AMAL was the first short to screen, and it was quite lovely. It tells the story of an autorickshaw driver who takes his job seriously, but is quite unselfish with money - it's clear that he is poor (in part because his brother takes advantage of him) but that hasn't made him tight. One passenger, a crotchety millionaire, is struck by his simple honesty, and tries to posthumously reward him. The film is shot documentary style on the streets of Delhi, which gives the short it's realistic feel. Most of the acting is understated and subtle, though the brother seems a little awkward on screen. It's a simple but appealing story, whose characters and setting are portrayed well and leaves further detail to conjecture. AMAL should be airing on CBC's Reflections sometime in the fall.

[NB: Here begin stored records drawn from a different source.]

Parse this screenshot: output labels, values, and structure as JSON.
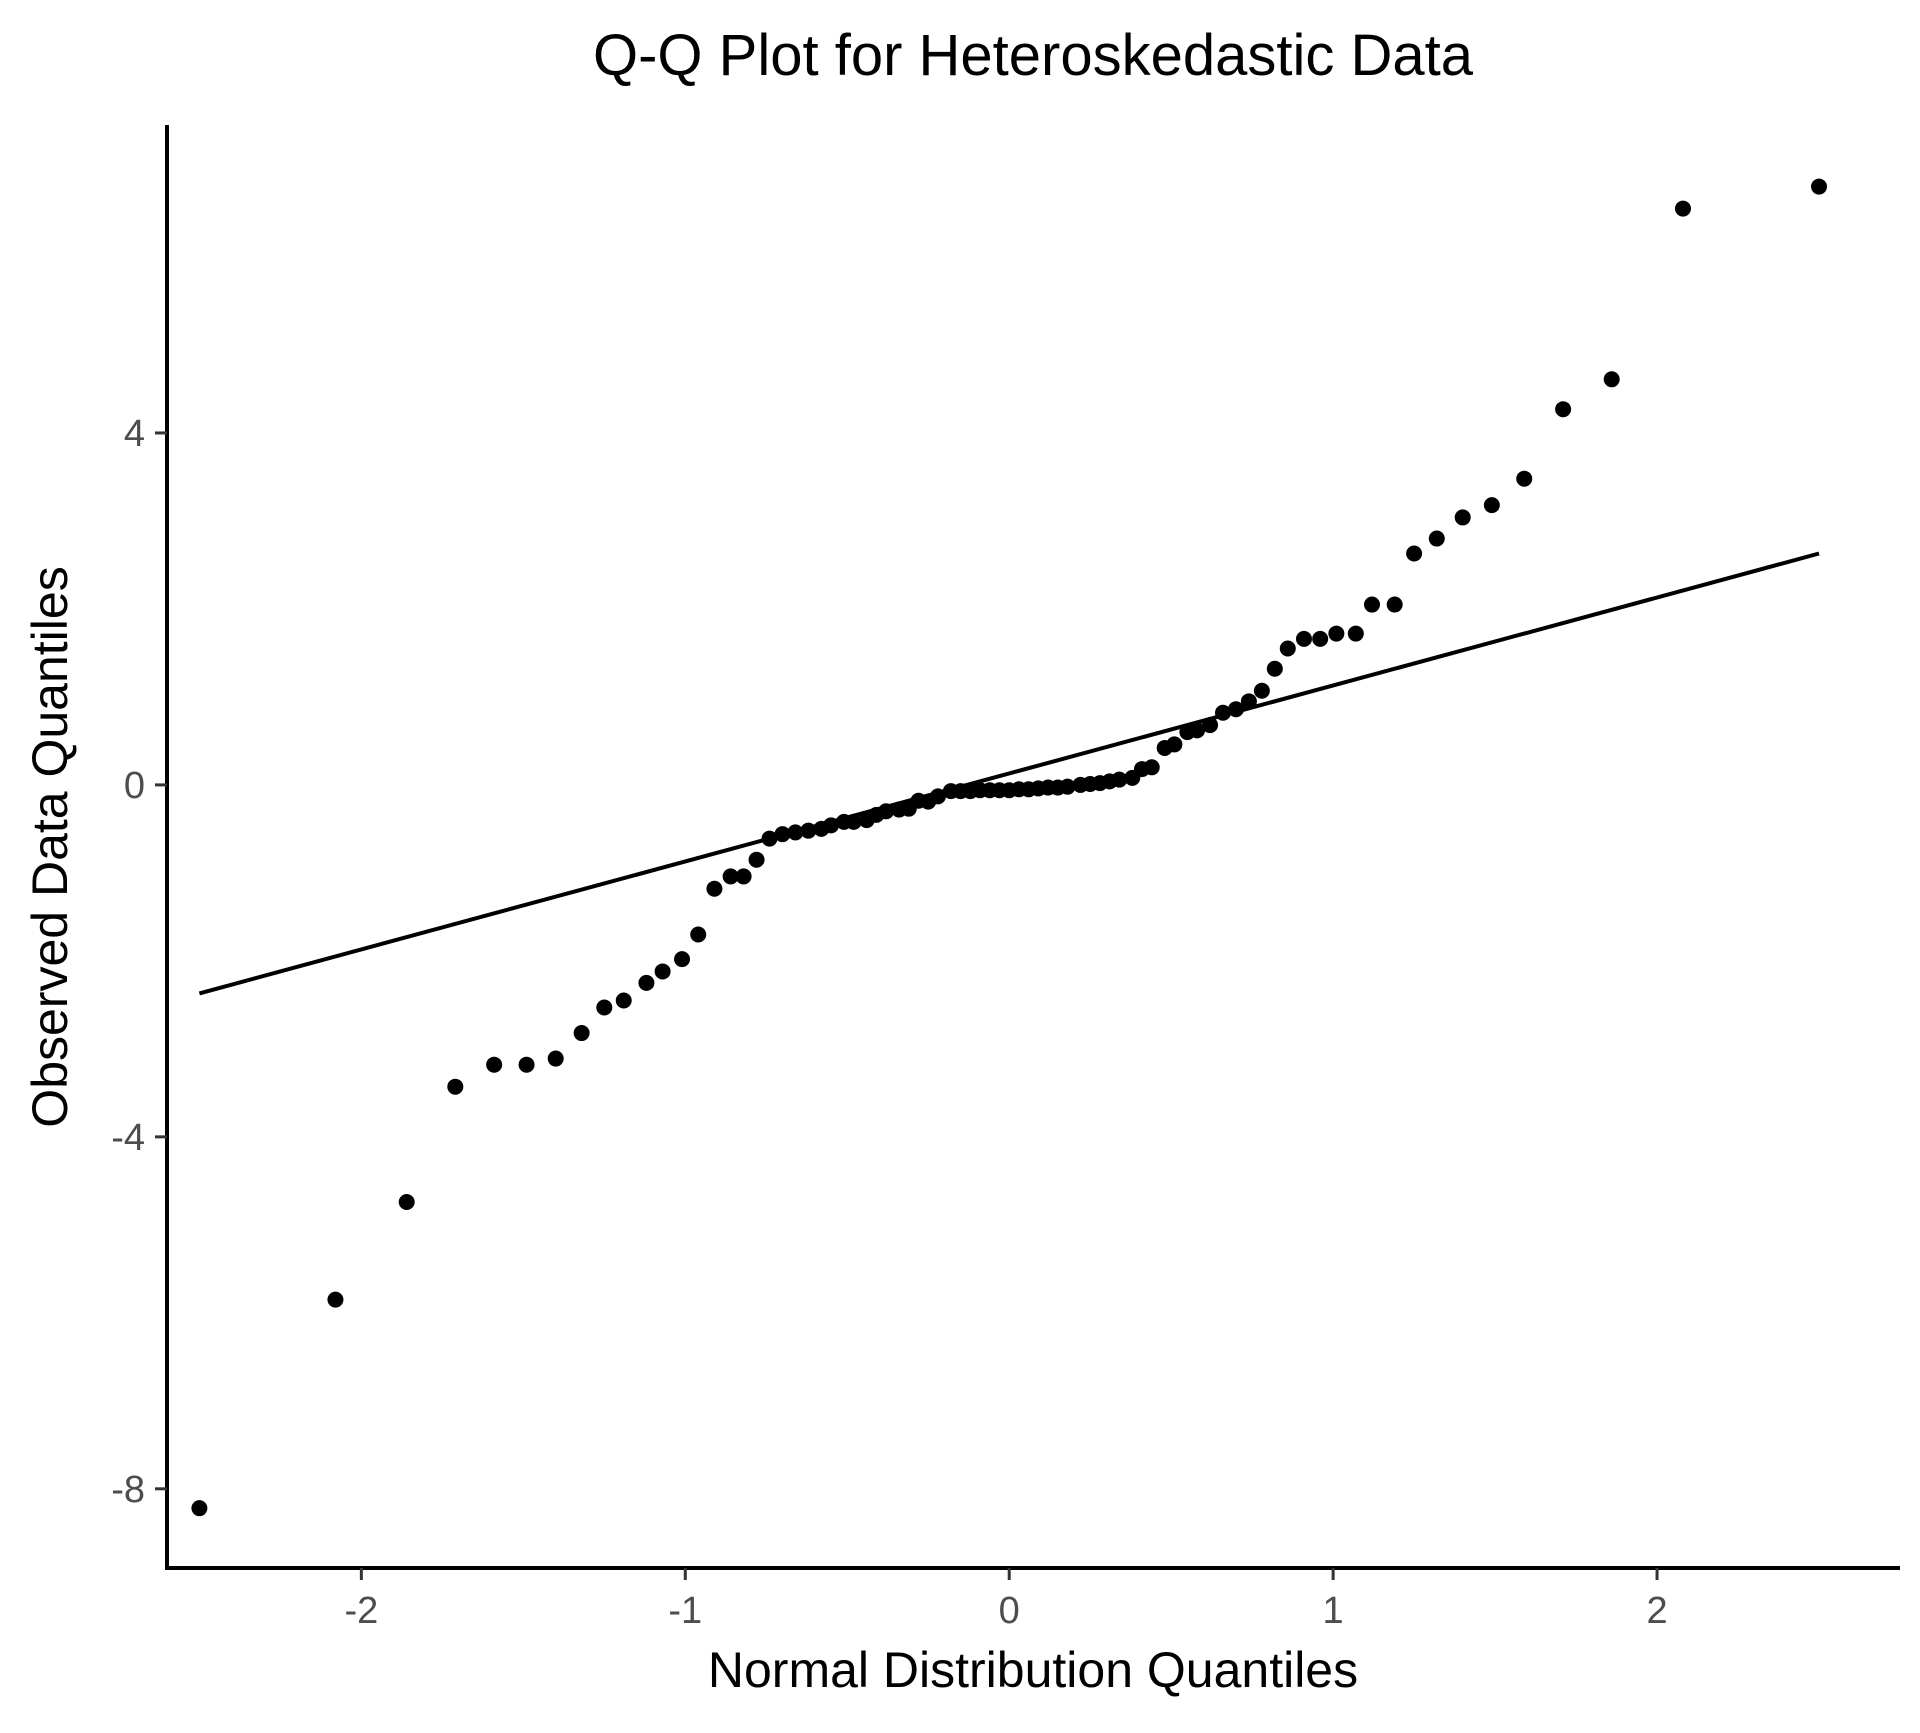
{
  "chart_data": {
    "type": "scatter",
    "title": "Q-Q Plot for Heteroskedastic Data",
    "xlabel": "Normal Distribution Quantiles",
    "ylabel": "Observed Data Quantiles",
    "xlim": [
      -2.6,
      2.75
    ],
    "ylim": [
      -8.9,
      7.5
    ],
    "x_ticks": [
      -2,
      -1,
      0,
      1,
      2
    ],
    "x_tick_labels": [
      "-2",
      "-1",
      "0",
      "1",
      "2"
    ],
    "y_ticks": [
      -8,
      -4,
      0,
      4
    ],
    "y_tick_labels": [
      "-8",
      "-4",
      "0",
      "4"
    ],
    "grid": false,
    "legend": "none",
    "reference_line": {
      "x": [
        -2.5,
        2.5
      ],
      "y": [
        -2.37,
        2.63
      ]
    },
    "point_color": "#000000",
    "line_color": "#000000",
    "points": [
      [
        -2.5,
        -8.22
      ],
      [
        -2.08,
        -5.85
      ],
      [
        -1.86,
        -4.74
      ],
      [
        -1.71,
        -3.43
      ],
      [
        -1.59,
        -3.18
      ],
      [
        -1.49,
        -3.18
      ],
      [
        -1.4,
        -3.11
      ],
      [
        -1.32,
        -2.82
      ],
      [
        -1.25,
        -2.53
      ],
      [
        -1.19,
        -2.45
      ],
      [
        -1.12,
        -2.25
      ],
      [
        -1.07,
        -2.12
      ],
      [
        -1.01,
        -1.98
      ],
      [
        -0.96,
        -1.7
      ],
      [
        -0.91,
        -1.18
      ],
      [
        -0.86,
        -1.04
      ],
      [
        -0.82,
        -1.04
      ],
      [
        -0.78,
        -0.85
      ],
      [
        -0.74,
        -0.61
      ],
      [
        -0.7,
        -0.56
      ],
      [
        -0.66,
        -0.54
      ],
      [
        -0.62,
        -0.52
      ],
      [
        -0.58,
        -0.5
      ],
      [
        -0.55,
        -0.46
      ],
      [
        -0.51,
        -0.42
      ],
      [
        -0.48,
        -0.42
      ],
      [
        -0.44,
        -0.4
      ],
      [
        -0.41,
        -0.34
      ],
      [
        -0.38,
        -0.3
      ],
      [
        -0.34,
        -0.28
      ],
      [
        -0.31,
        -0.27
      ],
      [
        -0.28,
        -0.18
      ],
      [
        -0.25,
        -0.19
      ],
      [
        -0.22,
        -0.13
      ],
      [
        -0.18,
        -0.07
      ],
      [
        -0.15,
        -0.07
      ],
      [
        -0.12,
        -0.07
      ],
      [
        -0.09,
        -0.06
      ],
      [
        -0.06,
        -0.06
      ],
      [
        -0.03,
        -0.06
      ],
      [
        0.0,
        -0.06
      ],
      [
        0.03,
        -0.05
      ],
      [
        0.06,
        -0.05
      ],
      [
        0.09,
        -0.04
      ],
      [
        0.12,
        -0.03
      ],
      [
        0.15,
        -0.03
      ],
      [
        0.18,
        -0.02
      ],
      [
        0.22,
        0.0
      ],
      [
        0.25,
        0.01
      ],
      [
        0.28,
        0.02
      ],
      [
        0.31,
        0.04
      ],
      [
        0.34,
        0.06
      ],
      [
        0.38,
        0.08
      ],
      [
        0.41,
        0.18
      ],
      [
        0.44,
        0.2
      ],
      [
        0.48,
        0.42
      ],
      [
        0.51,
        0.46
      ],
      [
        0.55,
        0.6
      ],
      [
        0.58,
        0.62
      ],
      [
        0.62,
        0.68
      ],
      [
        0.66,
        0.82
      ],
      [
        0.7,
        0.86
      ],
      [
        0.74,
        0.95
      ],
      [
        0.78,
        1.07
      ],
      [
        0.82,
        1.32
      ],
      [
        0.86,
        1.55
      ],
      [
        0.91,
        1.66
      ],
      [
        0.96,
        1.66
      ],
      [
        1.01,
        1.72
      ],
      [
        1.07,
        1.72
      ],
      [
        1.12,
        2.05
      ],
      [
        1.19,
        2.05
      ],
      [
        1.25,
        2.63
      ],
      [
        1.32,
        2.8
      ],
      [
        1.4,
        3.04
      ],
      [
        1.49,
        3.18
      ],
      [
        1.59,
        3.48
      ],
      [
        1.71,
        4.27
      ],
      [
        1.86,
        4.61
      ],
      [
        2.08,
        6.55
      ],
      [
        2.5,
        6.8
      ]
    ]
  }
}
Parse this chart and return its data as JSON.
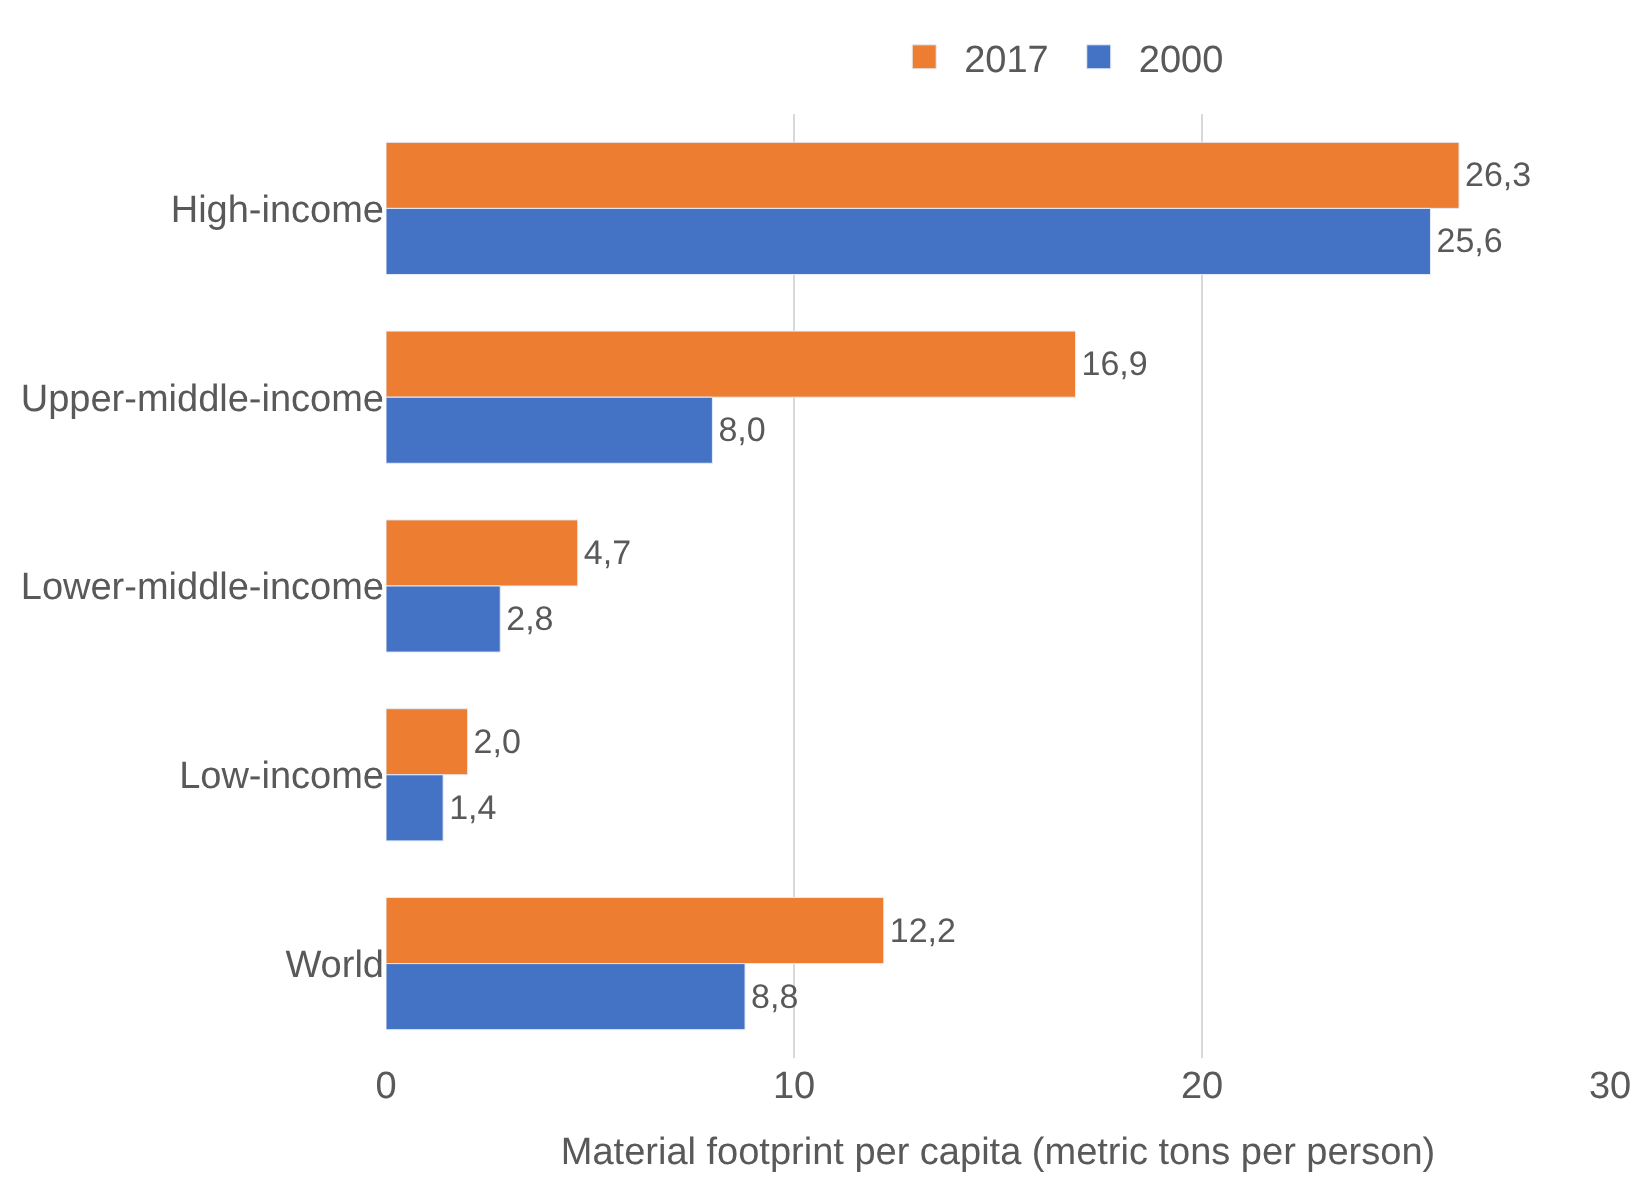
{
  "chart_data": {
    "type": "bar",
    "orientation": "horizontal",
    "xlabel": "Material footprint per capita (metric tons per person)",
    "categories": [
      "High-income",
      "Upper-middle-income",
      "Lower-middle-income",
      "Low-income",
      "World"
    ],
    "series": [
      {
        "name": "2017",
        "color": "#ed7d31",
        "values": [
          26.3,
          16.9,
          4.7,
          2.0,
          12.2
        ],
        "value_labels": [
          "26,3",
          "16,9",
          "4,7",
          "2,0",
          "12,2"
        ]
      },
      {
        "name": "2000",
        "color": "#4472c4",
        "values": [
          25.6,
          8.0,
          2.8,
          1.4,
          8.8
        ],
        "value_labels": [
          "25,6",
          "8,0",
          "2,8",
          "1,4",
          "8,8"
        ]
      }
    ],
    "xlim": [
      0,
      30
    ],
    "xticks": [
      0,
      10,
      20,
      30
    ],
    "grid": "x",
    "legend": "top"
  }
}
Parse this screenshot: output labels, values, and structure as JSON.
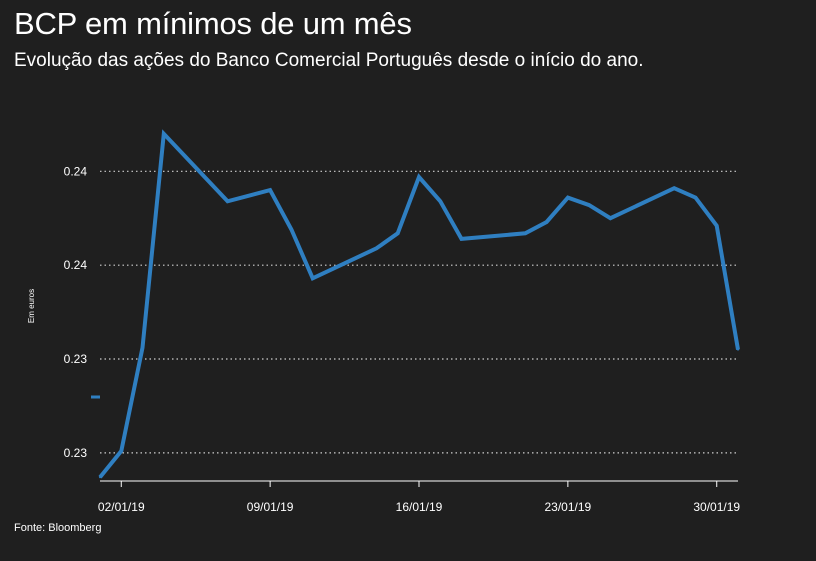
{
  "header": {
    "title": "BCP em mínimos de um mês",
    "subtitle": "Evolução das ações do Banco Comercial Português desde o início do ano."
  },
  "footer": {
    "source": "Fonte: Bloomberg"
  },
  "colors": {
    "background": "#1f1f1f",
    "line": "#2f7fc1",
    "text": "#ffffff",
    "grid": "#cfcfcf"
  },
  "chart_data": {
    "type": "line",
    "title": "BCP em mínimos de um mês",
    "subtitle": "Evolução das ações do Banco Comercial Português desde o início do ano.",
    "xlabel": "",
    "ylabel": "Em euros",
    "x_tick_labels": [
      "02/01/19",
      "09/01/19",
      "16/01/19",
      "23/01/19",
      "30/01/19"
    ],
    "y_tick_labels": [
      "0.24",
      "0.24",
      "0.23",
      "0.23"
    ],
    "y_tick_values": [
      0.245,
      0.24,
      0.235,
      0.23
    ],
    "ylim": [
      0.2285,
      0.2488
    ],
    "grid": "horizontal dotted",
    "legend": "none",
    "series": [
      {
        "x": [
          "01/01/19",
          "02/01/19",
          "03/01/19",
          "04/01/19",
          "07/01/19",
          "08/01/19",
          "09/01/19",
          "10/01/19",
          "11/01/19",
          "14/01/19",
          "15/01/19",
          "16/01/19",
          "17/01/19",
          "18/01/19",
          "21/01/19",
          "22/01/19",
          "23/01/19",
          "24/01/19",
          "25/01/19",
          "28/01/19",
          "29/01/19",
          "30/01/19",
          "31/01/19"
        ],
        "values": [
          0.2287,
          0.2301,
          0.2356,
          0.247,
          0.2434,
          0.2437,
          0.244,
          0.2419,
          0.2393,
          0.2409,
          0.2417,
          0.2447,
          0.2434,
          0.2414,
          0.2417,
          0.2423,
          0.2436,
          0.2432,
          0.2425,
          0.2441,
          0.2436,
          0.2421,
          0.2355
        ]
      }
    ]
  }
}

SAANJH (The Dusk) was another subtle and simple film, in which a man moves into a rooming house next to a sweet and toothless old man called Baba. As the story progresses, we see that Baba is becoming senile and confused, and his neighbors struggle to help him in spite of their frustration with his fading comprehension and increasing sadness. The actors beautifully convey each of their character's loneliness, and some of the cinematography is quite lovely. The film stock looks like the bright technicolour stock used in the '50s - the brighter greens, blues, and reds are quite dramatic against the more drab colours of the streets and concrete buildings of the city.

BLESSING seemed incongruent in this screening, in subject and mood as well as execution. A woman comes home for her brother's graduation and her eccentric mother celebrates both events exuberantly, with the help of the '7-11 Swami', throwing a party to bless the grads and hopefully set up her daughter. There's nothing particularly wrong with the short, the acting is a little flat (though the mother is fun to watch) but there are some excellent comic moments. My major complaint is that in placing this film with the others in the screening, it's plot seems cheap by comparison. What would otherwise be an enjoyable culture clash comedy seems shallow among films with heavier subject matter, more subtlety, and far more complex characterizations.

ELEPHANT BOY is frankly quite depressing, though beautifully shot. The titular Elephant Boy is a beggar in Calcutta, who wanders the streets with his beautiful friend Nisha trying to get money. They are under the thumb of a particular gang leader who beats the boy and forces him to steal and turns Nisha into a prostitute. The tragedies in their life are unrelenting; every time there seems to be a moment of hope or peace, the reality of their street life forces them down. Gripping and horrifying.

LITTLE TERRORIST is the story of a boy who, trying to rescue a cricket ball, crosses a minefield between India and Pakistan - shot at and pursued by the border guards. A school teacher and his daughter from a nearby village help him hide, cutting his hair and feeding him. The acting is honest and charming, the story compelling, using small, simple instances to illustrate larger cultural fears and misunderstanding. Illuminating.